Por Lewis Gregorio Pereira González Hoy inauguramos en la universidad para la cual trabajo una versión muy particular e interesante de la tienda de la confianza. Como se sabe esta es una idea que viene de Europa y qué consiste en una tienda que no tiene quien la atienda, es decir, que se atiende sola, no tiene una persona que vigila o que cobre por los productos que allí existen y, por tanto, es responsabilidad de quienes asisten pagar o tomar el cambio. Como se podrá imaginar es un dispositivo que pone a prueba la honestidad.
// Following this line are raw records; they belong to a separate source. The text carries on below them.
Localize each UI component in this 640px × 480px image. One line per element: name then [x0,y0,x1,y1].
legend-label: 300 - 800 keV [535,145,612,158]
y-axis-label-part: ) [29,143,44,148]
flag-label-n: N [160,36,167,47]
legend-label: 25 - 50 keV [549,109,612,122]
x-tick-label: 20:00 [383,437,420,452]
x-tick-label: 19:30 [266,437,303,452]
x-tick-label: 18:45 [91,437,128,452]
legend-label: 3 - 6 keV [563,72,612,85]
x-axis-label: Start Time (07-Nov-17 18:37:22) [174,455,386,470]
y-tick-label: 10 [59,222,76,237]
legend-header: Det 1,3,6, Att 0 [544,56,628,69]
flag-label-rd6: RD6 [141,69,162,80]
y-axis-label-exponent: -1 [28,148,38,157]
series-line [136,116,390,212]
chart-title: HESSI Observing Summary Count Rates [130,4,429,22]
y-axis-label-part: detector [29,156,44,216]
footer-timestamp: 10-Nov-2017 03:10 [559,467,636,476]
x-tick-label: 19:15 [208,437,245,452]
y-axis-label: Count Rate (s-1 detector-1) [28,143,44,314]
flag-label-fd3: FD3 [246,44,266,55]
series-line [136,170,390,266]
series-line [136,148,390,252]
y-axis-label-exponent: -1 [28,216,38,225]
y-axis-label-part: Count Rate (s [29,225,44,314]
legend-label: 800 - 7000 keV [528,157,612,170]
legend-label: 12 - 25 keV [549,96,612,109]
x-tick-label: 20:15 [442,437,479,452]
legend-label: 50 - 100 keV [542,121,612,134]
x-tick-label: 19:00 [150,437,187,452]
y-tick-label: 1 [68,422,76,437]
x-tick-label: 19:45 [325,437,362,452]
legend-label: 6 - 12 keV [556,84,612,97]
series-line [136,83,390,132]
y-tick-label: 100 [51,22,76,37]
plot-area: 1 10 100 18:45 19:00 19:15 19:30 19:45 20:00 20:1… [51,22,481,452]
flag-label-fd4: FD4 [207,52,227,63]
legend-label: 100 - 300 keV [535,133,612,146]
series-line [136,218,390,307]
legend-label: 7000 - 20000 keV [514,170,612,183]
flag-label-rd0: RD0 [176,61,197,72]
Hace poco vi un documental sobre un conjunto de tiendas de este tipo que se pueden conseguir en las carreteras alemanas que están llenas de víveres y que permanecen solas, sin un alma en los alrededores; la gente llega, toma los productos que necesita y paga su valor poniendo el dinero en el lugar que corresponde y llevándose el cambio. Otras modalidades dejan periódicos para que la gente los tome y deje el dinero. En nuestro caso, ensayamos una modalidad diferente que consiste en dejar un libro como pago para poderse llevar otro, en una estantería pública colocada en los pasillos de la universidad y que, por esa misma razón, no involucra dinero. Solo se trata de intercambiar libros, la condición para llevarse uno es dejar otro. Por supuesto, funciona sola de manera que la persona debe ejercer su honestidad y ponerla en práctica. Esta modalidad nos parece más interesante porque, además de ser un sitio para practicar los valores, fomenta la lectura entre los jóvenes que tanta falta hace. Y en este caso, también hay que decirlo, se trata de un experimento social de cultura ciudadana, que también nos hace mucha falta; sensibilizar a la gente sobre los valores que son necesarios para construir convivencia. Muchos nos dicen que eso no va a dar resultado en Sincelejo, que la gente aquí no es así, pero lo mismo he escuchado en ciudades como Cartagena, la autoimagen negativa que tenemos es fuerte. Normalmente en este tipo de iniciativas en otros países y en Cartagena también, el porcentaje de éxito supera el 90%, por lo cual tenemos más de 90% de personas honradas y menos de un 10% que no lo son. El semestre que viene lo haremos con una modalidad tradicional que va a incluir dinero, luego les contaré como terminó.